I'm a linux sysadmin, since 2019 I also work with freebsd. I see the benefits of freebsd and package management. But according to me the update/upgrade mechanism with poudriere is a complex and time consuming operation.  We have 20 freebsd servers  (web, database,proxy ...) all managed by poudriere.  The first time I build the ports I have to do an inventory of all the installed  packages (without the dependencies,pkg query) merge the output of all the servers.
After the build I installed new packages with poudriere without  updating the packagelist. I know this is my fault, but at this moment the packagelist is not complete.  Now I have to look what packages I'm missing and add them to the packagelist.  I would be easy if I can build the packagelist based on the builded ports at the poudriere server.


----------



## SirDice (Jan 23, 2020)

cm-vdp said:


> I would be easy if I can build the packagelist based on the builded ports at the poudriere server.

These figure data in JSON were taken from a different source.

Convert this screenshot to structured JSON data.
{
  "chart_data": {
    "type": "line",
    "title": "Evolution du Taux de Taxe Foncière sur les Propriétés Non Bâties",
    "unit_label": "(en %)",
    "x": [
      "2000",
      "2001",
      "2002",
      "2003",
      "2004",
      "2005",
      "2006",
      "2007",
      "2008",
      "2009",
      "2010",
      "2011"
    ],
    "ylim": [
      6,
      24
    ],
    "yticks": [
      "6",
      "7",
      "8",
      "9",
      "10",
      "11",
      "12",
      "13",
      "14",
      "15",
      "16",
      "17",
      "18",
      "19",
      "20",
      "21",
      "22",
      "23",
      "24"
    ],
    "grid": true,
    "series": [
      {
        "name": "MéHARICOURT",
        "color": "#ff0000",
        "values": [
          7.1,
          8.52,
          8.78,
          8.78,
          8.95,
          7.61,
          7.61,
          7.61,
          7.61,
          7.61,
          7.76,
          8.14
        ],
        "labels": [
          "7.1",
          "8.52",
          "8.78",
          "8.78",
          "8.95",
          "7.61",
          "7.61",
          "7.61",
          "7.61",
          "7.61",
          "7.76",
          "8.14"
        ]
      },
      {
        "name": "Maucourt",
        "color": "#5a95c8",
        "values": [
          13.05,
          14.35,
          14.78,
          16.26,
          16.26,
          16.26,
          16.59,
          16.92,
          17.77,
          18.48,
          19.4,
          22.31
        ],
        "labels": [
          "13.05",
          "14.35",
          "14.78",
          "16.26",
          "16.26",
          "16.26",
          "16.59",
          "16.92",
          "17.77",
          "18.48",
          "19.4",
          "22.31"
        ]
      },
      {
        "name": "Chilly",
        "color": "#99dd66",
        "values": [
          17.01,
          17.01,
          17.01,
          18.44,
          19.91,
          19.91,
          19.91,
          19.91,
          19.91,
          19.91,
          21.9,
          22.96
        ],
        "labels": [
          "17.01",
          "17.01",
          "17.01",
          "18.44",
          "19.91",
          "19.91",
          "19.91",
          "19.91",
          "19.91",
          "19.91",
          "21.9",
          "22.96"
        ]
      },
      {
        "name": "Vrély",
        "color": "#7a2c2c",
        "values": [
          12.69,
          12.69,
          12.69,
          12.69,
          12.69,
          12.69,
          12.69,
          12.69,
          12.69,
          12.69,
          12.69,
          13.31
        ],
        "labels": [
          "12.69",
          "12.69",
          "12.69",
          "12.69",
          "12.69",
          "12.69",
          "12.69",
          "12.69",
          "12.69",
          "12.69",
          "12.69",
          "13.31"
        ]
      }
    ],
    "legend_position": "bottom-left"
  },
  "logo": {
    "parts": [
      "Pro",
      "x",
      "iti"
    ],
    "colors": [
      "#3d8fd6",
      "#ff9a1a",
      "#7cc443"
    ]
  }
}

Start with the output from `pkg leaf`. Once you have a good, complete list try to work the other way around. Add it to the package list first, then let it run a build. This new build should only build the things that are missing. Run a regular `pkg version -vRL=` and watch for orphans (they'll show up with a question mark).


----------



## cm-vdp (Jan 23, 2020)

OK thanks !! you're great


----------